The probability of an individual being hospitalized during the year is P(H) = 0.15 = 15%, and once hospitalized the charges X have a continuous probability density function f_{X} \left(x\,|\,H=1\right)=0.1e^{-0.1x} for x > 0.
Determine the expected value, standard deviation and the ratio of the standard deviation to the mean of hospital charges.

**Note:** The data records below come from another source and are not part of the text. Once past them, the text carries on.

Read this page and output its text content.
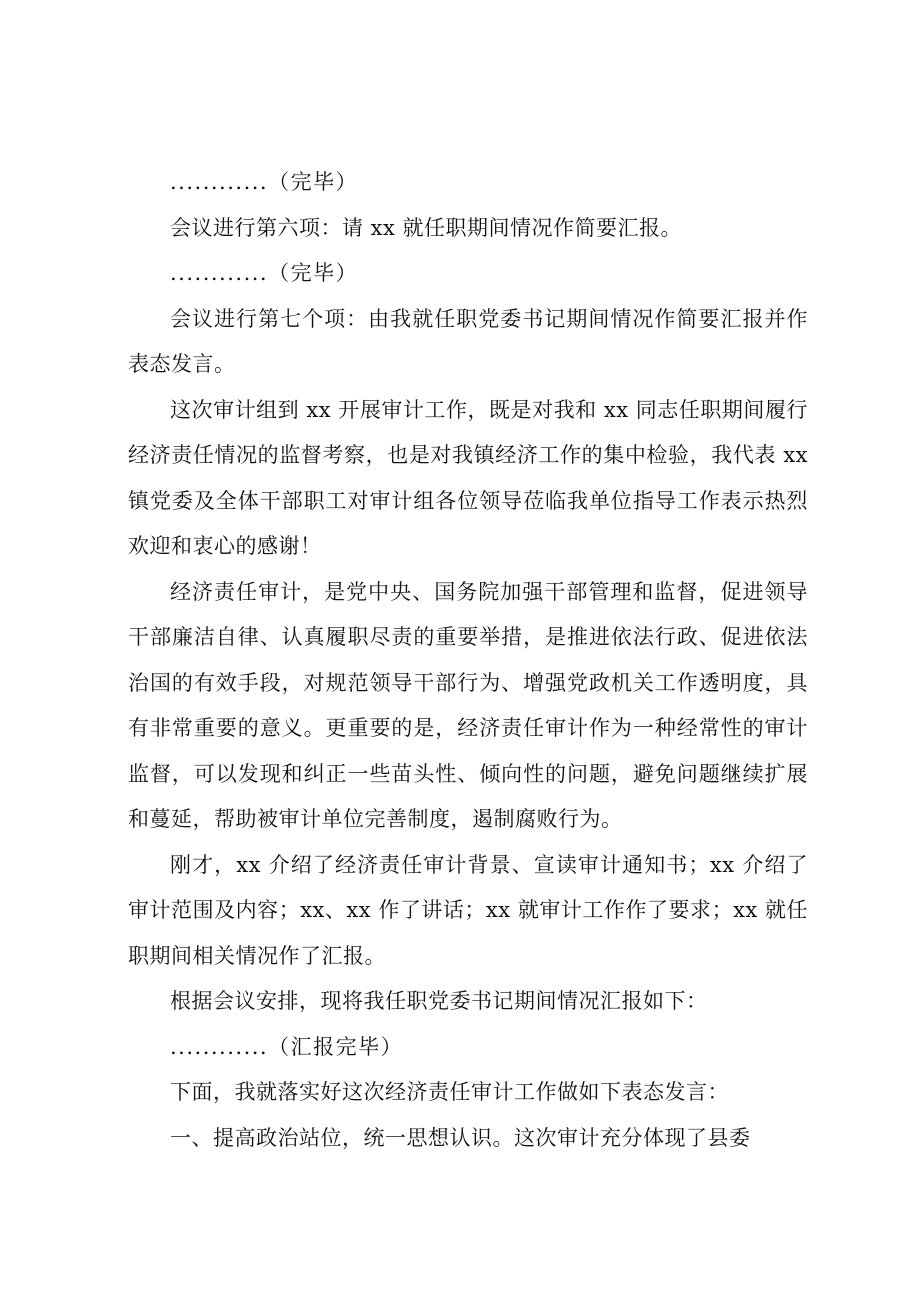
............（完毕）

会议进行第六项：请 xx 就任职期间情况作简要汇报。

............（完毕）

会议进行第七个项：由我就任职党委书记期间情况作简要汇报并作表态发言。

这次审计组到 xx 开展审计工作，既是对我和 xx 同志任职期间履行经济责任情况的监督考察，也是对我镇经济工作的集中检验，我代表 xx 镇党委及全体干部职工对审计组各位领导莅临我单位指导工作表示热烈欢迎和衷心的感谢！

经济责任审计，是党中央、国务院加强干部管理和监督，促进领导干部廉洁自律、认真履职尽责的重要举措，是推进依法行政、促进依法治国的有效手段，对规范领导干部行为、增强党政机关工作透明度，具有非常重要的意义。更重要的是，经济责任审计作为一种经常性的审计监督，可以发现和纠正一些苗头性、倾向性的问题，避免问题继续扩展和蔓延，帮助被审计单位完善制度，遏制腐败行为。

刚才，xx 介绍了经济责任审计背景、宣读审计通知书；xx 介绍了审计范围及内容；xx、xx 作了讲话；xx 就审计工作作了要求；xx 就任职期间相关情况作了汇报。

根据会议安排，现将我任职党委书记期间情况汇报如下：

............（汇报完毕）

下面，我就落实好这次经济责任审计工作做如下表态发言：

一、提高政治站位，统一思想认识。这次审计充分体现了县委
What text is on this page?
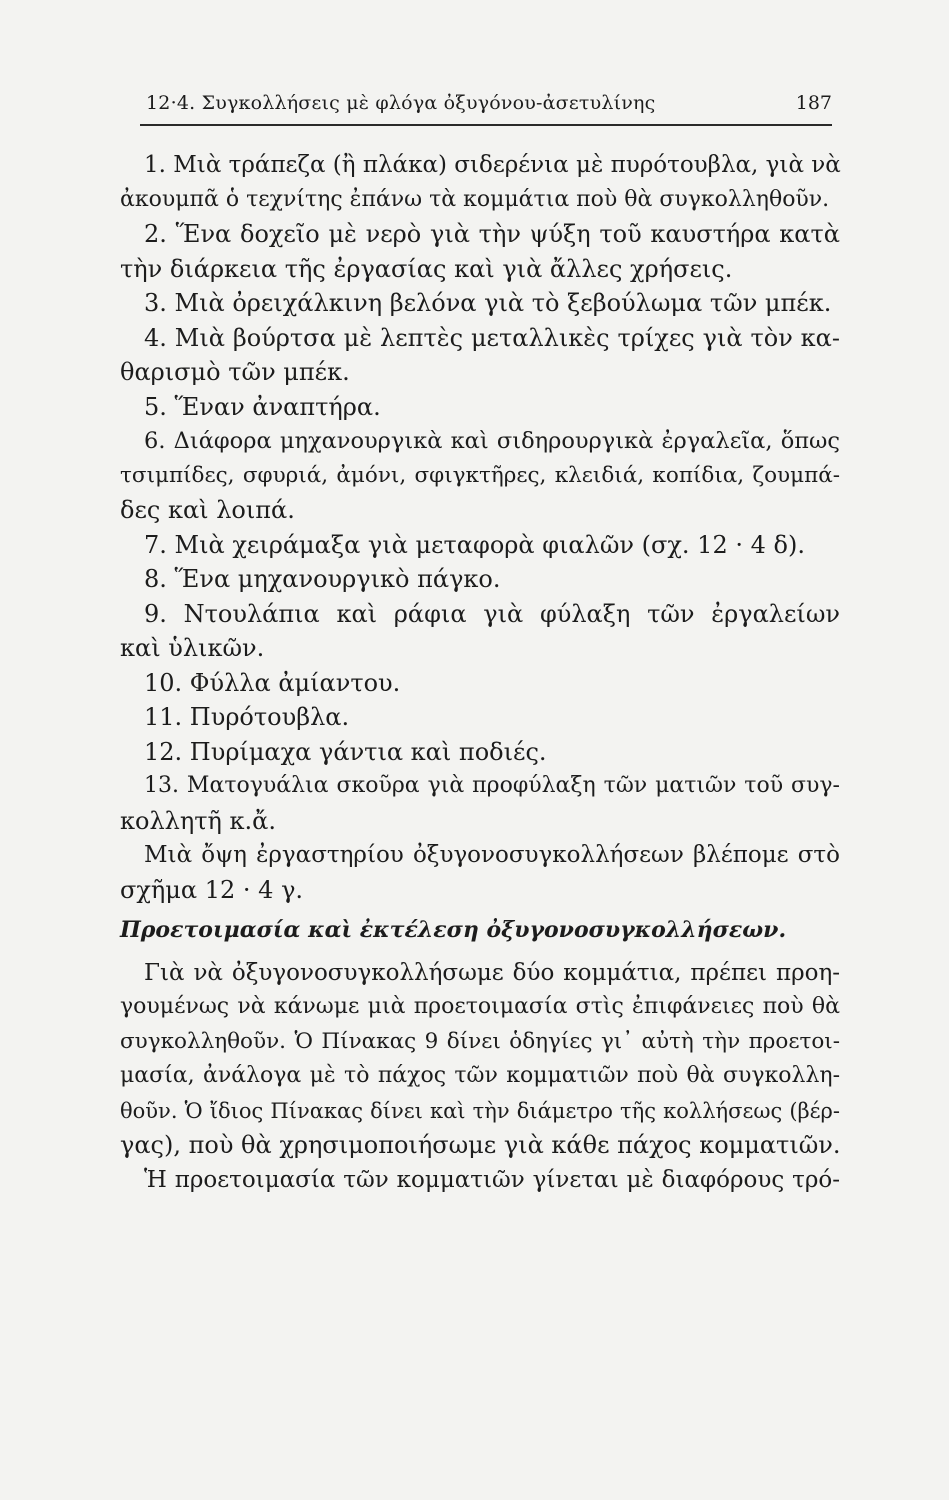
12·4. Συγκολλήσεις μὲ φλόγα ὀξυγόνου-ἀσετυλίνης	187
1. Μιὰ τράπεζα (ἢ πλάκα) σιδερένια μὲ πυρότουβλα, γιὰ νὰ
ἀκουμπᾶ ὁ τεχνίτης ἐπάνω τὰ κομμάτια ποὺ θὰ συγκολληθοῦν.
2. Ἕνα δοχεῖο μὲ νερὸ γιὰ τὴν ψύξη τοῦ καυστήρα κατὰ
τὴν διάρκεια τῆς ἐργασίας καὶ γιὰ ἄλλες χρήσεις.
3. Μιὰ ὀρειχάλκινη βελόνα γιὰ τὸ ξεβούλωμα τῶν μπέκ.
4. Μιὰ βούρτσα μὲ λεπτὲς μεταλλικὲς τρίχες γιὰ τὸν κα-
θαρισμὸ τῶν μπέκ.
5. Ἕναν ἀναπτήρα.
6. Διάφορα μηχανουργικὰ καὶ σιδηρουργικὰ ἐργαλεῖα, ὅπως
τσιμπίδες, σφυριά, ἀμόνι, σφιγκτῆρες, κλειδιά, κοπίδια, ζουμπά-
δες καὶ λοιπά.
7. Μιὰ χειράμαξα γιὰ μεταφορὰ φιαλῶν (σχ. 12 · 4 δ).
8. Ἕνα μηχανουργικὸ πάγκο.
9. Ντουλάπια καὶ ράφια γιὰ φύλαξη τῶν ἐργαλείων
καὶ ὑλικῶν.
10. Φύλλα ἀμίαντου.
11. Πυρότουβλα.
12. Πυρίμαχα γάντια καὶ ποδιές.
13. Ματογυάλια σκοῦρα γιὰ προφύλαξη τῶν ματιῶν τοῦ συγ-
κολλητῆ κ.ἄ.
Μιὰ ὄψη ἐργαστηρίου ὀξυγονοσυγκολλήσεων βλέπομε στὸ
σχῆμα 12 · 4 γ.
Προετοιμασία καὶ ἐκτέλεση ὀξυγονοσυγκολλήσεων.
Γιὰ νὰ ὀξυγονοσυγκολλήσωμε δύο κομμάτια, πρέπει προη-
γουμένως νὰ κάνωμε μιὰ προετοιμασία στὶς ἐπιφάνειες ποὺ θὰ
συγκολληθοῦν. Ὁ Πίνακας 9 δίνει ὁδηγίες γι᾽ αὐτὴ τὴν προετοι-
μασία, ἀνάλογα μὲ τὸ πάχος τῶν κομματιῶν ποὺ θὰ συγκολλη-
θοῦν. Ὁ ἴδιος Πίνακας δίνει καὶ τὴν διάμετρο τῆς κολλήσεως (βέρ-
γας), ποὺ θὰ χρησιμοποιήσωμε γιὰ κάθε πάχος κομματιῶν.
Ἡ προετοιμασία τῶν κομματιῶν γίνεται μὲ διαφόρους τρό-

The expected value of hospital charges is given by
E[X]~=~P\left({ H}\neq1\right)E\left[X\mid H\neq1\right]+P\left(H=1\right)E\left[X\mid H=1\right]= 0.85\mathrm{~*~0}+0.15\int_{0}^{\infty}x0.1e^{-0.1x}d x
= 0.15\int_{0}^{\infty}0.1x\ e^{-0.1x}d x
= 0.15(-x e^{-0.1x}|_{0}^{\infty}\;+\;\textstyle{\int_{0}^{\infty}}e^{-0.1x}d x)
= 0.15(0-10e^{-0.1x}|_{0}^{\infty})
= 1.5
Similarly, we may calculate E[X2] and then compute the variance from the formula:
\operatorname{Var}(X)=\sigma_{X}^{2}=E\left[X^{2}\right]\,-\,(E\left[X\right])^{2}E[X]^{2}~=~P\left({ H}\neq1\right)E\left[X^{2}\mid H\neq1\right]+P\left(H=1\right)E\left[X^{2}\mid H=1\right]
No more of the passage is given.